Before I wrote S Nevada Street, I assumed it was going to be one of the streets created in the 1895 Seattle Tide Lands plat that were named after states, such as Utah Avenue S, Colorado Avenue S, S Oregon Street, S Idaho Street, and SW Florida Street. As it turns out, no — it was originally Rainier Street, and it was renamed in the wake of the 1905 annexation of the town of South Seattle. I found this out by searching the archives of the Seattle Post-Intelligencer; unlike a number of other renaming ordinances, most notably the “Great Renaming” ordinance of 1895, the full text of Ordinance 13271 does not appear in the city database.

It also did not (yet!) appear in my friend Rob Ketcherside’s searchable databases of Seattle street name changes. My article prompted him to do so, however, and last week he published Renaming Seattle in 1906, which “covers neighborhoods across the city, including Ravenna, Queen Anne, Magnolia, Montlake, Capitol Hill, Eastlake, Portage Bay, Madison Valley, Denny-Blaine, Madrona, Leschi, Georgetown, Beacon Hill, and Sodo.” His other such posts include:

They are an indispensable resource for anyone working on Seattle history.

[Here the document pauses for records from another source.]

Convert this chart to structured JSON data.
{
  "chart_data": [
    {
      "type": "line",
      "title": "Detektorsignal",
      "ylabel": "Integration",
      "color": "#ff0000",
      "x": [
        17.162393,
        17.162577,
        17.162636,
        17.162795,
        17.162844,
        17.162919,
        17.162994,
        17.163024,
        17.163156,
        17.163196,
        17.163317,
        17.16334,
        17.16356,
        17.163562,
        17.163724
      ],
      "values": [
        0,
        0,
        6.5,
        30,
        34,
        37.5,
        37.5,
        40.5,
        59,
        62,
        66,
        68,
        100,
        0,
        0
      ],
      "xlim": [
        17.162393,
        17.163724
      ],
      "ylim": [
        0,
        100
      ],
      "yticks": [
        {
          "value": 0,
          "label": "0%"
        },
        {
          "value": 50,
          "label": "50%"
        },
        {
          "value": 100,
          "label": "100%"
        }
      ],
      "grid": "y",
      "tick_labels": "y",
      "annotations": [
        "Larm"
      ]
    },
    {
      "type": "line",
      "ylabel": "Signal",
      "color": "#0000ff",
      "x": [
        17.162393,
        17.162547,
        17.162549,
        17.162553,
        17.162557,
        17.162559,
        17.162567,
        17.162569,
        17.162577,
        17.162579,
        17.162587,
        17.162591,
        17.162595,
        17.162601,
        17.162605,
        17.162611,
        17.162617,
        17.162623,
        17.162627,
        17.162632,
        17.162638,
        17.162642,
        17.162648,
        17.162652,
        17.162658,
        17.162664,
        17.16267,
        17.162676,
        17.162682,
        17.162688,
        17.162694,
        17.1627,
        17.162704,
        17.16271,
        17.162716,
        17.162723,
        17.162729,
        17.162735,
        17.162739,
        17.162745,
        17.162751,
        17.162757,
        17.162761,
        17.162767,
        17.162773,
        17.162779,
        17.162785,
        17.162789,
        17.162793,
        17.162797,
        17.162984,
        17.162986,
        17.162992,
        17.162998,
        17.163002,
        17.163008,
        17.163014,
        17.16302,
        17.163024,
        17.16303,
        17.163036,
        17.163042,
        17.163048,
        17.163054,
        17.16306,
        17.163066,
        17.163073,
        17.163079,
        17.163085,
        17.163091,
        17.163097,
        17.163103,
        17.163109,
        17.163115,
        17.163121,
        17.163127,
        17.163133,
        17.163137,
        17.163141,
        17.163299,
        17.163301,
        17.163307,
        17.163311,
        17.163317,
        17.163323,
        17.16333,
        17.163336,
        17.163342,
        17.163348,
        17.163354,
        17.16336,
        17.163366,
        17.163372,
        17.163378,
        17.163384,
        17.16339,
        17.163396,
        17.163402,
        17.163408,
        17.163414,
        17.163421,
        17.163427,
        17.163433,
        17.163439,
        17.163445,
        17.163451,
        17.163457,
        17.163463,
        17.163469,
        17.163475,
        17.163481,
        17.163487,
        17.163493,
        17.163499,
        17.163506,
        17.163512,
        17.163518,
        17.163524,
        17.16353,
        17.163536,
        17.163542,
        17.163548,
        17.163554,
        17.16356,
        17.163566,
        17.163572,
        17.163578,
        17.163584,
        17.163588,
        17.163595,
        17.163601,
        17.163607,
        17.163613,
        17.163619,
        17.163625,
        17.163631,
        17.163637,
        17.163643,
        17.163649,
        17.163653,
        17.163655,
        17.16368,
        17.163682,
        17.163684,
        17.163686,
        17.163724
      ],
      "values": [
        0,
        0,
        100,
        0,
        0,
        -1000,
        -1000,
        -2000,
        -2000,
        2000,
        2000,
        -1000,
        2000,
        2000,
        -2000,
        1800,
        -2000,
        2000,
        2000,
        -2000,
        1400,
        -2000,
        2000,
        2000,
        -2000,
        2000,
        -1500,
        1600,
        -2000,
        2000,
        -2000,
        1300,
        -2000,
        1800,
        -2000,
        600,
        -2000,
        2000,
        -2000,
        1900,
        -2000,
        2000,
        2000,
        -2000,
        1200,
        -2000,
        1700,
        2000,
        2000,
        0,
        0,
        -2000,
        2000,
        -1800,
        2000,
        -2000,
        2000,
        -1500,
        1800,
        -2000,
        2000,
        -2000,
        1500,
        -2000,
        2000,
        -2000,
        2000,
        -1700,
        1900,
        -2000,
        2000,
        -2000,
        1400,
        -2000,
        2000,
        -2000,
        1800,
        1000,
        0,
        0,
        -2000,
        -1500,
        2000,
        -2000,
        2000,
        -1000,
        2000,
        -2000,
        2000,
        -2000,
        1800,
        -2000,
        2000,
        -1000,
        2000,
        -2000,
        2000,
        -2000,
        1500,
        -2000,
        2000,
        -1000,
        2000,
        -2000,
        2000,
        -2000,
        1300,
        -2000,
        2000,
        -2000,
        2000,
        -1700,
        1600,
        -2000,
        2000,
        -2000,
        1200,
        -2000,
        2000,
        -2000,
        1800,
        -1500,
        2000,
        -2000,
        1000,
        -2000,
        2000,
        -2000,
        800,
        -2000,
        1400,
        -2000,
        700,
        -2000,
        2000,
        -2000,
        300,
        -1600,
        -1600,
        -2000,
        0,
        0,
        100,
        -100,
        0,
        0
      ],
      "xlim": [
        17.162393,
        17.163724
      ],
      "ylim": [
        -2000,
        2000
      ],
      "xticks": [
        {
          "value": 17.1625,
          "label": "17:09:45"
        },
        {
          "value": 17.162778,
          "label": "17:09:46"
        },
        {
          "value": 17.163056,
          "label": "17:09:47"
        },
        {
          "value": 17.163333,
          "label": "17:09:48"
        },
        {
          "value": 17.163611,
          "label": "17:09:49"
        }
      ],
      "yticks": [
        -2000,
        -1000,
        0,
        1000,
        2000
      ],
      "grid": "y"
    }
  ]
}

Article on South Seattle street name changes in January 14, 1906, issue of the Seattle Post-Intelligencer
Article on South Seattle street name changes in January 14, 1906, issue of the Seattle Post-Intelligencer. Note the changing of Decatur Street, Sterrett Street (sic), and Gansvoort Street to 11th Avenue S, 12th Avenue S, and 13th Avenue S, respectively. Sterret and Gansvoort Streets were mentioned by Sophie Frye Bass (as Sterrett and Gansevoort) in the “Forgotten Streets” chapter in her Pig-Tail Days in Old Seattle: “Today not even obscure streets bear their names.” The Decatur name was later applied to Decatur Place S, which Bass described in 1937 as “a straggling ungraded hillside street,” hardly a fitting tribute to “the ship that saved Seattle.” She is referring to the 1856 Battle of Seattle, in which a group of Native Americans attacked the small settlement in what is today Pioneer Square. Decatur honored the USS Decatur, which took part in the fighting; Sterret, the ship’s captain, Isaac L. Sterret (who may have later joined the Confederate Navy); and Gansvoort, its commander that day, Guert Gansevoort.